I closed my eyes, but his face still came back to me—the look he gave me before he left. The words he never said. The words I never had the courage to tell him.
I was never brave. Not with him.
The lights along the shore flickered faintly, guiding me back to where my friends were. Their laughter reached me. I wanted to go back, but my feet stayed where they were. I wanted to move, but a part of me wanted to disappear.
We were celebrating tonight—for me and for an old friend returned from Canada.
A small reunion after years apart.
For me and that friend.
The one person I promised myself I’d already forgotten.
When I saw him walk in, everything around me stopped. I froze, pretending to be busy and very fine. His fiancée was beside him.
I heard her laugh. And the worst is... I hate it.
I wanted to congratulate him for everything. His success. His engagement. His new life. But I hate it.
My throat tightened, and I couldn’t speak. What would I even say?
“I’m proud of you”?
“I’m happy for you”?
Lies. All of them.
So I walked away. I told my friends I needed air, but the truth is, I just couldn’t stand being near him. Not when I knew I had no right to feel this way anymore.
I looked down at the sand. My footprints were scattered from where I’d walked earlier. Before, there were two sets, mine and his.
Now, it’s just me.
Maybe that’s how it’s supposed to be. Maybe being alone is what I deserve after holding on too long.
People say silence helps you heal. But silence also keeps you trapped in the same memory you’re trying to escape from.

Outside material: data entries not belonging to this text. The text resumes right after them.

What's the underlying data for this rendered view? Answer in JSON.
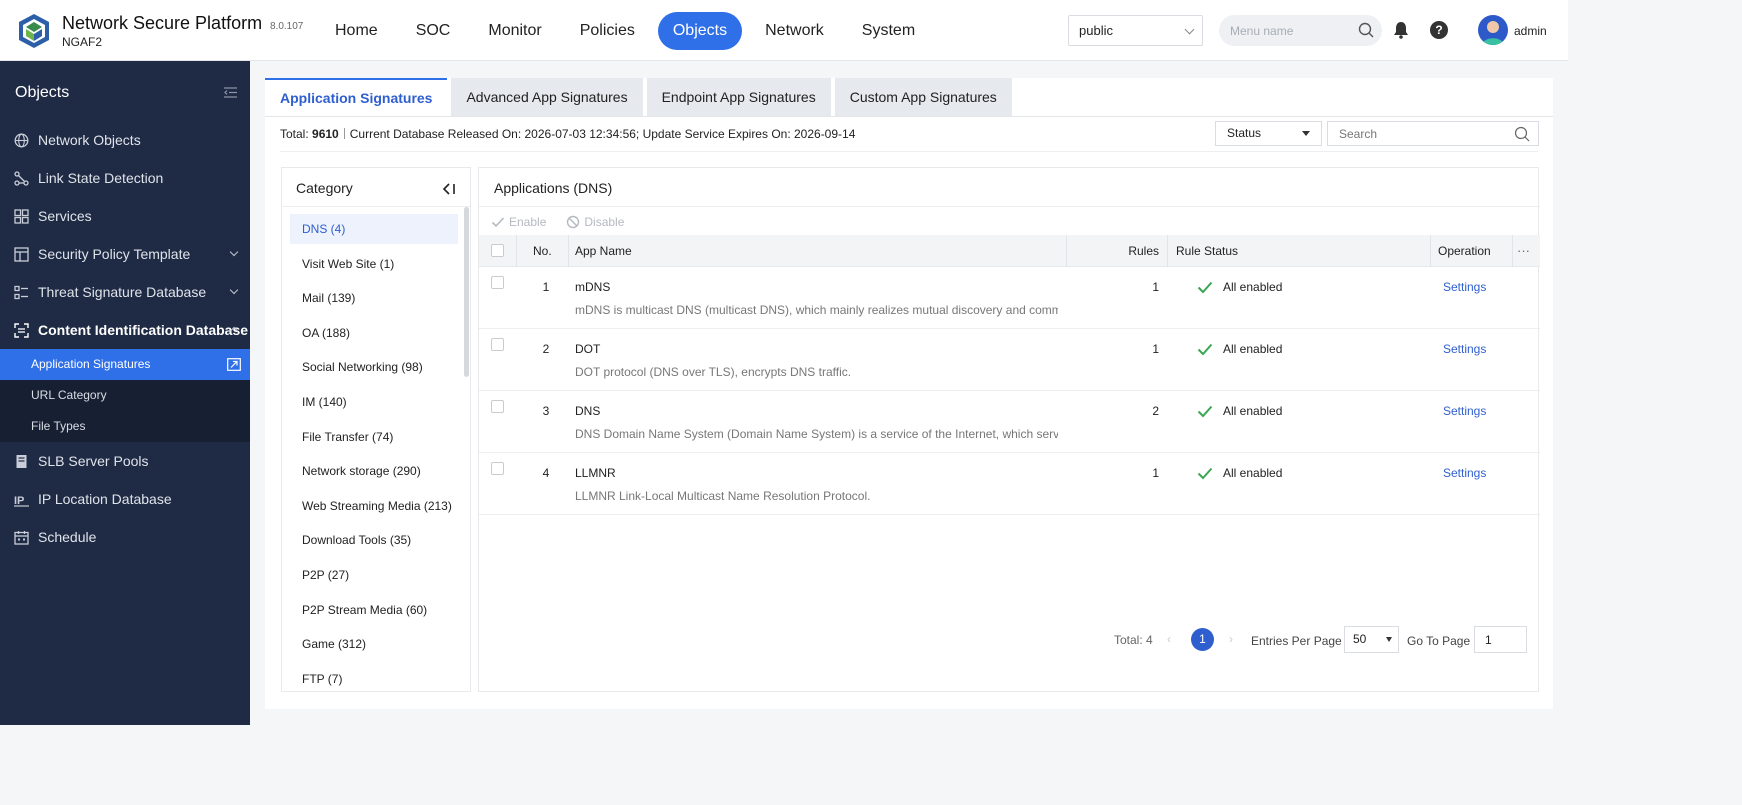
{
  "header": {
    "brand_title": "Network Secure Platform",
    "brand_sub": "NGAF2",
    "version": "8.0.107",
    "nav": [
      {
        "label": "Home",
        "active": false
      },
      {
        "label": "SOC",
        "active": false
      },
      {
        "label": "Monitor",
        "active": false
      },
      {
        "label": "Policies",
        "active": false
      },
      {
        "label": "Objects",
        "active": true
      },
      {
        "label": "Network",
        "active": false
      },
      {
        "label": "System",
        "active": false
      }
    ],
    "tenant": "public",
    "menu_search_placeholder": "Menu name",
    "help_glyph": "?",
    "username": "admin",
    "accent_color": "#2f6fe8"
  },
  "sidebar": {
    "title": "Objects",
    "items": [
      {
        "label": "Network Objects",
        "icon": "globe-icon"
      },
      {
        "label": "Link State Detection",
        "icon": "link-icon"
      },
      {
        "label": "Services",
        "icon": "grid-icon"
      },
      {
        "label": "Security Policy Template",
        "icon": "template-icon",
        "expandable": true
      },
      {
        "label": "Threat Signature Database",
        "icon": "list-icon",
        "expandable": true
      },
      {
        "label": "Content Identification Database",
        "icon": "scan-icon",
        "expandable": true,
        "open": true
      }
    ],
    "sub_items": [
      {
        "label": "Application Signatures",
        "active": true
      },
      {
        "label": "URL Category",
        "active": false
      },
      {
        "label": "File Types",
        "active": false
      }
    ],
    "items_after": [
      {
        "label": "SLB Server Pools",
        "icon": "server-icon"
      },
      {
        "label": "IP Location Database",
        "icon": "ip-icon"
      },
      {
        "label": "Schedule",
        "icon": "calendar-icon"
      }
    ],
    "bg_color": "#1f2a44"
  },
  "main": {
    "tabs": [
      {
        "label": "Application Signatures",
        "active": true
      },
      {
        "label": "Advanced App Signatures",
        "active": false
      },
      {
        "label": "Endpoint App Signatures",
        "active": false
      },
      {
        "label": "Custom App Signatures",
        "active": false
      }
    ],
    "summary": {
      "total_label": "Total:",
      "total": "9610",
      "info": "Current Database Released On: 2026-07-03 12:34:56; Update Service Expires On: 2026-09-14"
    },
    "status_filter": "Status",
    "search_placeholder": "Search",
    "category": {
      "title": "Category",
      "items": [
        "DNS (4)",
        "Visit Web Site (1)",
        "Mail (139)",
        "OA (188)",
        "Social Networking (98)",
        "IM (140)",
        "File Transfer (74)",
        "Network storage (290)",
        "Web Streaming Media (213)",
        "Download Tools (35)",
        "P2P (27)",
        "P2P Stream Media (60)",
        "Game (312)",
        "FTP (7)"
      ],
      "active_index": 0
    },
    "apps": {
      "title": "Applications (DNS)",
      "toolbar": {
        "enable": "Enable",
        "disable": "Disable"
      },
      "columns": {
        "no": "No.",
        "app_name": "App Name",
        "rules": "Rules",
        "rule_status": "Rule Status",
        "operation": "Operation",
        "more": "···"
      },
      "rows": [
        {
          "no": "1",
          "name": "mDNS",
          "desc": "mDNS is multicast DNS (multicast DNS), which mainly realizes mutual discovery and communicati",
          "rules": "1",
          "status": "All enabled",
          "op": "Settings"
        },
        {
          "no": "2",
          "name": "DOT",
          "desc": "DOT protocol (DNS over TLS), encrypts DNS traffic.",
          "rules": "1",
          "status": "All enabled",
          "op": "Settings"
        },
        {
          "no": "3",
          "name": "DNS",
          "desc": "DNS Domain Name System (Domain Name System) is a service of the Internet, which serves as a",
          "rules": "2",
          "status": "All enabled",
          "op": "Settings"
        },
        {
          "no": "4",
          "name": "LLMNR",
          "desc": "LLMNR Link-Local Multicast Name Resolution Protocol.",
          "rules": "1",
          "status": "All enabled",
          "op": "Settings"
        }
      ],
      "pager": {
        "total": "Total: 4",
        "current": "1",
        "entries_label": "Entries Per Page",
        "page_size": "50",
        "go_label": "Go To Page",
        "go_value": "1",
        "prev": "‹",
        "next": "›"
      },
      "status_ok_color": "#3aa655"
    }
  }
}
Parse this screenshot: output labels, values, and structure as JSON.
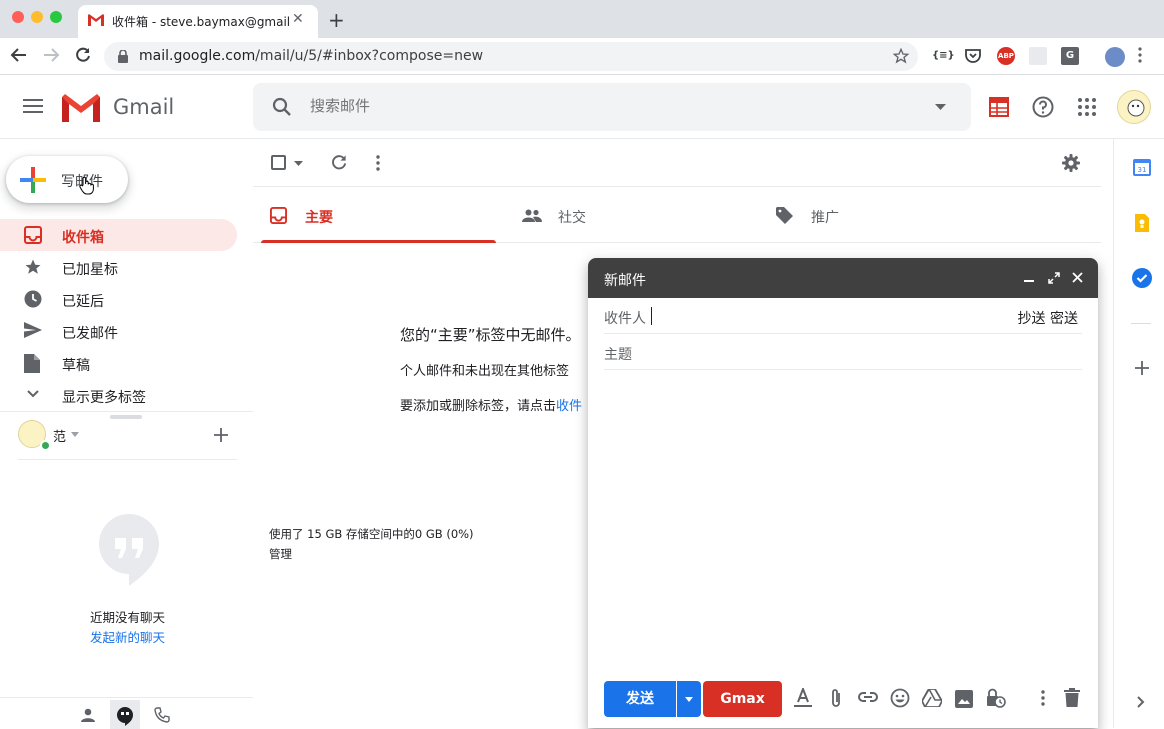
{
  "browser": {
    "tab_title": "收件箱 - steve.baymax@gmail.com",
    "url_host": "mail.google.com",
    "url_path": "/mail/u/5/#inbox?compose=new",
    "ext_json_label": "{≡}",
    "ext_abp_label": "ABP",
    "ext_g_label": "G"
  },
  "header": {
    "app_name": "Gmail",
    "search_placeholder": "搜索邮件"
  },
  "sidebar": {
    "compose_label": "写邮件",
    "items": [
      {
        "label": "收件箱",
        "icon": "inbox-icon",
        "active": true
      },
      {
        "label": "已加星标",
        "icon": "star-icon"
      },
      {
        "label": "已延后",
        "icon": "clock-icon"
      },
      {
        "label": "已发邮件",
        "icon": "send-icon"
      },
      {
        "label": "草稿",
        "icon": "draft-icon"
      },
      {
        "label": "显示更多标签",
        "icon": "chevron-down-icon"
      }
    ],
    "hangouts_user": "范",
    "no_chats": "近期没有聊天",
    "start_chat": "发起新的聊天"
  },
  "main": {
    "tabs": [
      {
        "label": "主要",
        "icon": "inbox-icon"
      },
      {
        "label": "社交",
        "icon": "people-icon"
      },
      {
        "label": "推广",
        "icon": "tag-icon"
      }
    ],
    "empty_title": "您的“主要”标签中无邮件。",
    "empty_line1": "个人邮件和未出现在其他标签",
    "empty_line2_text": "要添加或删除标签，请点击",
    "empty_line2_link": "收件",
    "storage": "使用了 15 GB 存储空间中的0 GB (0%)",
    "manage": "管理"
  },
  "compose": {
    "title": "新邮件",
    "to_label": "收件人",
    "cc_bcc": "抄送 密送",
    "subject_label": "主题",
    "send_label": "发送",
    "gmax_label": "Gmax"
  },
  "colors": {
    "gmail_red": "#d93025",
    "send_blue": "#1a73e8",
    "compose_header": "#404040"
  }
}
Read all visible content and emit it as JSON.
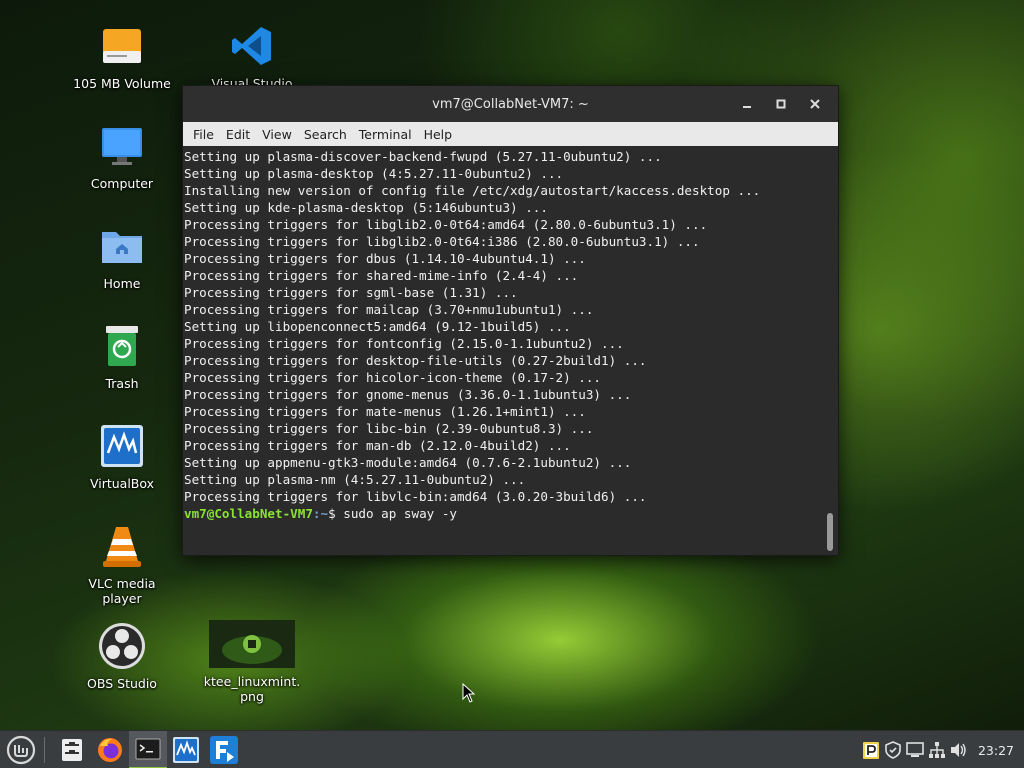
{
  "desktop": {
    "icons": [
      {
        "name": "105 MB Volume"
      },
      {
        "name": "Visual Studio"
      },
      {
        "name": "Computer"
      },
      {
        "name": "Home"
      },
      {
        "name": "Trash"
      },
      {
        "name": "VirtualBox"
      },
      {
        "name": "VLC media player"
      },
      {
        "name": "OBS Studio"
      },
      {
        "name": "ktee_linuxmint.",
        "name2": "png"
      }
    ]
  },
  "terminal": {
    "title": "vm7@CollabNet-VM7: ~",
    "menu": [
      "File",
      "Edit",
      "View",
      "Search",
      "Terminal",
      "Help"
    ],
    "lines": [
      "Setting up plasma-discover-backend-fwupd (5.27.11-0ubuntu2) ...",
      "Setting up plasma-desktop (4:5.27.11-0ubuntu2) ...",
      "Installing new version of config file /etc/xdg/autostart/kaccess.desktop ...",
      "Setting up kde-plasma-desktop (5:146ubuntu3) ...",
      "Processing triggers for libglib2.0-0t64:amd64 (2.80.0-6ubuntu3.1) ...",
      "Processing triggers for libglib2.0-0t64:i386 (2.80.0-6ubuntu3.1) ...",
      "Processing triggers for dbus (1.14.10-4ubuntu4.1) ...",
      "Processing triggers for shared-mime-info (2.4-4) ...",
      "Processing triggers for sgml-base (1.31) ...",
      "Processing triggers for mailcap (3.70+nmu1ubuntu1) ...",
      "Setting up libopenconnect5:amd64 (9.12-1build5) ...",
      "Processing triggers for fontconfig (2.15.0-1.1ubuntu2) ...",
      "Processing triggers for desktop-file-utils (0.27-2build1) ...",
      "Processing triggers for hicolor-icon-theme (0.17-2) ...",
      "Processing triggers for gnome-menus (3.36.0-1.1ubuntu3) ...",
      "Processing triggers for mate-menus (1.26.1+mint1) ...",
      "Processing triggers for libc-bin (2.39-0ubuntu8.3) ...",
      "Processing triggers for man-db (2.12.0-4build2) ...",
      "Setting up appmenu-gtk3-module:amd64 (0.7.6-2.1ubuntu2) ...",
      "Setting up plasma-nm (4:5.27.11-0ubuntu2) ...",
      "Processing triggers for libvlc-bin:amd64 (3.0.20-3build6) ..."
    ],
    "prompt_user": "vm7@CollabNet-VM7",
    "prompt_path": ":~",
    "prompt_symbol": "$ ",
    "command": "sudo ap sway -y"
  },
  "taskbar": {
    "clock": "23:27"
  },
  "colors": {
    "accent": "#8fc63f",
    "prompt_user": "#8ae234",
    "prompt_path": "#729fcf"
  }
}
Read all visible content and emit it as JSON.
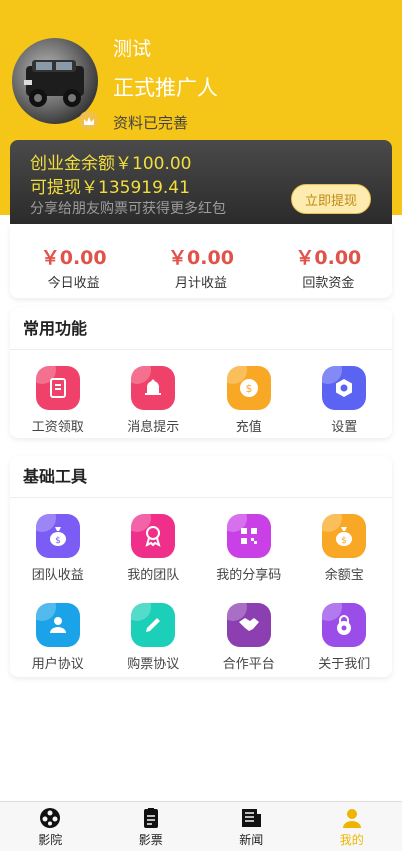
{
  "profile": {
    "name": "测试",
    "role": "正式推广人",
    "status": "资料已完善",
    "avatar_icon": "car-avatar-image",
    "badge_icon": "crown-icon"
  },
  "balance": {
    "startup_fund": "创业金余额￥100.00",
    "withdrawable": "可提现￥135919.41",
    "hint": "分享给朋友购票可获得更多红包",
    "withdraw_button": "立即提现"
  },
  "stats": [
    {
      "value": "￥0.00",
      "label": "今日收益"
    },
    {
      "value": "￥0.00",
      "label": "月计收益"
    },
    {
      "value": "￥0.00",
      "label": "回款资金"
    }
  ],
  "common_functions": {
    "title": "常用功能",
    "items": [
      {
        "label": "工资领取",
        "icon": "wallet-icon",
        "color": "#f0416a"
      },
      {
        "label": "消息提示",
        "icon": "bell-icon",
        "color": "#f0416a"
      },
      {
        "label": "充值",
        "icon": "coin-icon",
        "color": "#f9a825"
      },
      {
        "label": "设置",
        "icon": "gear-icon",
        "color": "#5b63f2"
      }
    ]
  },
  "basic_tools": {
    "title": "基础工具",
    "items": [
      {
        "label": "团队收益",
        "icon": "money-bag-icon",
        "color": "#7b5cf5"
      },
      {
        "label": "我的团队",
        "icon": "award-icon",
        "color": "#ef2f8a"
      },
      {
        "label": "我的分享码",
        "icon": "qrcode-icon",
        "color": "#c840e6"
      },
      {
        "label": "余额宝",
        "icon": "coin-bag-icon",
        "color": "#f9a825"
      },
      {
        "label": "用户协议",
        "icon": "user-icon",
        "color": "#1aa3e8"
      },
      {
        "label": "购票协议",
        "icon": "pencil-icon",
        "color": "#1ccfb8"
      },
      {
        "label": "合作平台",
        "icon": "handshake-icon",
        "color": "#8b3fb0"
      },
      {
        "label": "关于我们",
        "icon": "lock-icon",
        "color": "#9a4de8"
      }
    ]
  },
  "tabbar": [
    {
      "label": "影院",
      "icon": "film-reel-icon",
      "active": false
    },
    {
      "label": "影票",
      "icon": "ticket-icon",
      "active": false
    },
    {
      "label": "新闻",
      "icon": "news-icon",
      "active": false
    },
    {
      "label": "我的",
      "icon": "person-icon",
      "active": true
    }
  ]
}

Sometimes, I wonder what happens to the love that refuses to die. The kind you bury deep, hoping it fades, but it never does. It only hides. It waits. It bleeds quietly.
What if that love never left me? What if it’s still here, haunting me every time I come back to this place? Like a ghost I keep trying to escape, but it follows me anyway.
For some people, that kind of love turns bitter. For others, it turns into longing. For the unlucky ones like me, it turns into jealousy and guilt.
I thought time could erase everything. But time doesn’t heal when the heart refuses to forget.
He once told me he loved me. I believed him. I really did. And I loved him too, maybe too much, maybe too quietly. But neither of us said it when it mattered.
Now it’s too late.
Maybe what we had was love that never learned to live.
Maybe it was always something that looked like love but never became it.
And as the wind carried the sound of laughter from the distance, I whispered to the sea—
“Why does it still hurt?”
But I don't know. Even my heart and mind don't know.